Consider a $6\times 1$ continuous random vector $$ \eta\equiv (\eta_1,\eta_2,..., \eta_6) $$ satisfying the following property: $$ \underbrace{\begin{pmatrix} \eta_1\\ \eta_2\\ \eta_3 \end{pmatrix}}_{\equiv x_1} \sim \underbrace{\begin{pmatrix} \eta_1\\ \eta_4\\ \eta_5 \end{pmatrix}}_{\equiv x_2} \sim \underbrace{\begin{pmatrix} \eta_2\\ \eta_4\\ \eta_6 \end{pmatrix}}_{\equiv x_3} \sim \underbrace{\begin{pmatrix} \eta_3\\ \eta_5\\ \eta_6 \end{pmatrix}}_{\equiv x_4} \sim G $$ where ``$\sim$'' denotes "distributed as" and $G$ is some distribution with support $\subseteq \mathbb{R}^3$.
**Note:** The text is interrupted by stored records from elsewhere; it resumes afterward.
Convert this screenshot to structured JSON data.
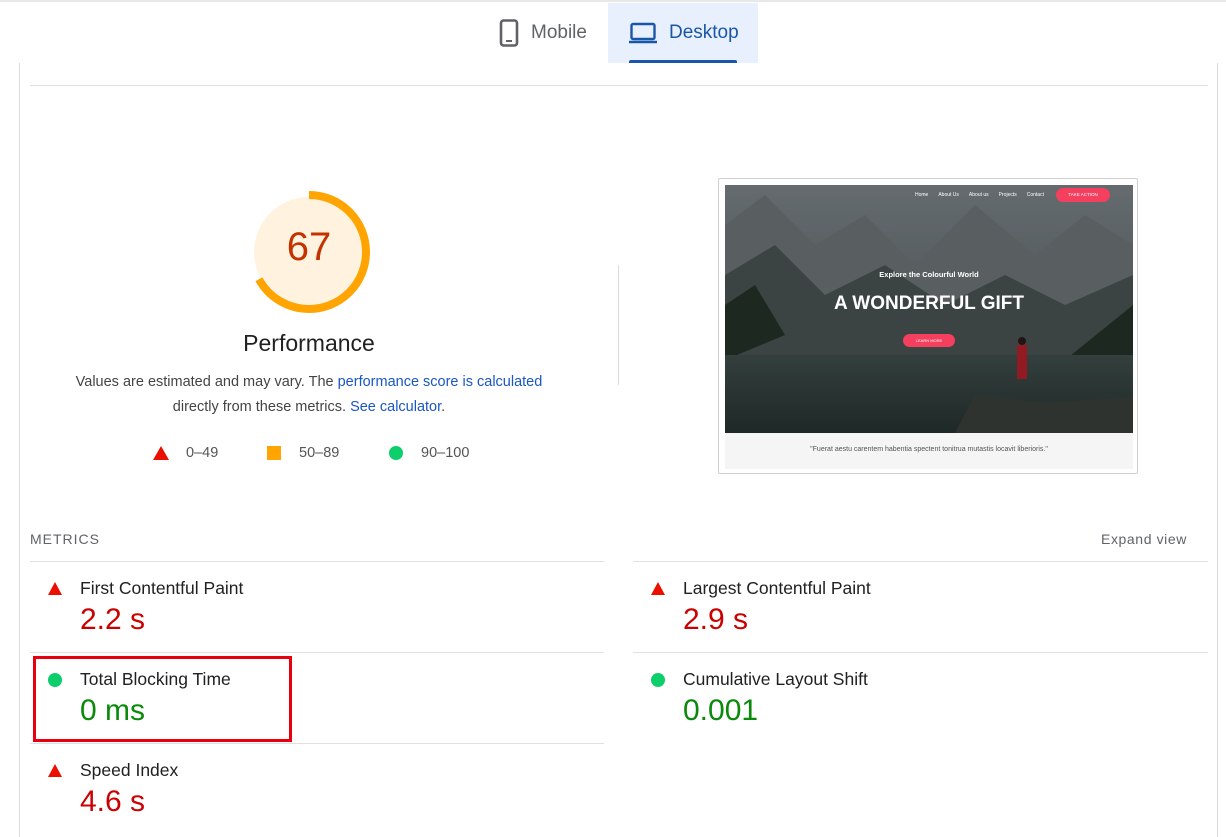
{
  "tabs": {
    "mobile": "Mobile",
    "desktop": "Desktop"
  },
  "performance": {
    "score": "67",
    "score_fraction": 0.67,
    "title": "Performance",
    "desc_part1": "Values are estimated and may vary. The ",
    "desc_link1": "performance score is calculated",
    "desc_part2": "directly from these metrics. ",
    "desc_link2": "See calculator",
    "desc_end": "."
  },
  "legend": {
    "fail": "0–49",
    "average": "50–89",
    "pass": "90–100"
  },
  "screenshot": {
    "nav": [
      "Home",
      "About Us",
      "About us",
      "Projects",
      "Contact"
    ],
    "cta": "TAKE ACTION",
    "subtitle": "Explore the Colourful World",
    "headline": "A WONDERFUL GIFT",
    "button": "LEARN MORE",
    "quote": "\"Fuerat aestu carentem habentia spectent tonitrua mutastis locavit liberioris.\""
  },
  "metrics": {
    "label": "METRICS",
    "expand": "Expand view",
    "fcp": {
      "name": "First Contentful Paint",
      "value": "2.2 s"
    },
    "lcp": {
      "name": "Largest Contentful Paint",
      "value": "2.9 s"
    },
    "tbt": {
      "name": "Total Blocking Time",
      "value": "0 ms"
    },
    "cls": {
      "name": "Cumulative Layout Shift",
      "value": "0.001"
    },
    "si": {
      "name": "Speed Index",
      "value": "4.6 s"
    }
  },
  "colors": {
    "fail": "#eb0f00",
    "average": "#ffa400",
    "pass": "#0cce6b",
    "accent": "#1a56a8"
  }
}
**Question:** I am looking for necessary and sufficient conditions on the support of $G$ such that there exists a $4\times 1$ random vector $\epsilon \equiv (\epsilon_0, \epsilon_1,\epsilon_2,\epsilon_3)$ having an absolutely continuous distribution with full support on $\mathbb{R}^4$ and such that
$$ (*) \quad \quad
\begin{aligned}
\eta_1= \epsilon_1-\epsilon_0\\
\eta_2= \epsilon_2-\epsilon_0\\
\eta_3= \epsilon_3-\epsilon_0\\
\eta_4= \epsilon_1-\epsilon_2\\
\eta_5= \epsilon_1-\epsilon_3\\
\eta_6= \epsilon_2-\epsilon_3\\
\end{aligned}
$$

In particular, I would like to understand the following:

A) if the distribution of $\epsilon$ has full support on $\mathbb{R}^4$, then $G$ CANNOT have full support on $\mathbb{R}^3$. Is this correct? Why?

B) if A is correct, then there should be certain boxes in $\mathbb{R}^3$ where $G$ is zero. Can we characterise those boxes?